Léna et moi rougissons, honteuses d'avoir fait passer ce point important en arrière-plan. Je pars fouiller dans mon sac mais n'en trouve pas. Je n'en ai plus vraiment besoin après mon opération à la suite de la naissance de Rosie. Je reviens bredouille.
— Je n'en ai pas...
— Moi non plus, affirme Léna, j'utilise une cup.
Les bras ballants, nous réfléchissons à une solution. Le papier toilette n'est pas vraiment confortable... Et il ne s'agit pas non plus de la faire stresser pour rien. Notre dernier espoir, Julie, est introuvable. Les solutions commencent à manquer.
C'est le moment que choisit Monique pour réapparaitre.
— Dites-moi, j'ai entendu dire qu'une jeune fille avait un besoin urgent de protections hygiéniques...

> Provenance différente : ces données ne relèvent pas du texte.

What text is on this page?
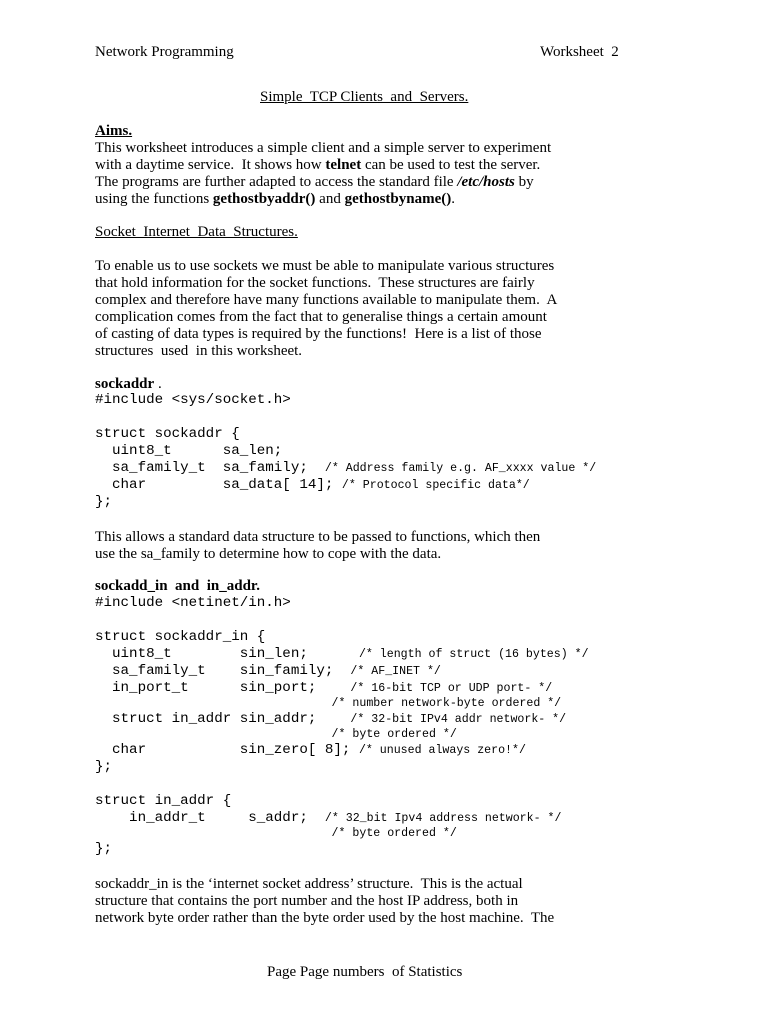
Network Programming	Worksheet  2
Simple  TCP Clients  and  Servers.
Aims.
This worksheet introduces a simple client and a simple server to experiment
with a daytime service.  It shows how telnet can be used to test the server.
The programs are further adapted to access the standard file /etc/hosts by
using the functions gethostbyaddr() and gethostbyname().
Socket  Internet  Data  Structures.
To enable us to use sockets we must be able to manipulate various structures
that hold information for the socket functions.  These structures are fairly
complex and therefore have many functions available to manipulate them.  A
complication comes from the fact that to generalise things a certain amount
of casting of data types is required by the functions!  Here is a list of those
structures  used  in this worksheet.
sockaddr .
#include <sys/socket.h>
struct sockaddr {
uint8_t      sa_len;
sa_family_t  sa_family;  /* Address family e.g. AF_xxxx value */
char         sa_data[ 14]; /* Protocol specific data*/
};
This allows a standard data structure to be passed to functions, which then
use the sa_family to determine how to cope with the data.
sockadd_in  and  in_addr.
#include <netinet/in.h>
struct sockaddr_in {
uint8_t        sin_len;      /* length of struct (16 bytes) */
sa_family_t    sin_family;  /* AF_INET */
in_port_t      sin_port;    /* 16-bit TCP or UDP port- */
/* number network-byte ordered */
struct in_addr sin_addr;    /* 32-bit IPv4 addr network- */
/* byte ordered */
char           sin_zero[ 8]; /* unused always zero!*/
};
struct in_addr {
in_addr_t     s_addr;  /* 32_bit Ipv4 address network- */
/* byte ordered */
};
sockaddr_in is the ‘internet socket address’ structure.  This is the actual
structure that contains the port number and the host IP address, both in
network byte order rather than the byte order used by the host machine.  The
Page Page numbers  of Statistics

Elle nous présente son sac grand ouvert et demande :
— Serviette ou tampon ? Il y a différentes tailles et marques, j'ai un peu tout mélangé.
Ahuries, Léna et moi la regardons avec des yeux aussi ronds que l'horloge qui indique dix-neuf heures. Avec désinvolture, elle hausse les épaules et déclare :
— C'est souvent les personnes auxquelles on pense le moins qui nous sauvent la mise. J'ai déjà aidé pas mal de personnes avec ma banque de protections secrète... Bon alors, serviette ou tampon ?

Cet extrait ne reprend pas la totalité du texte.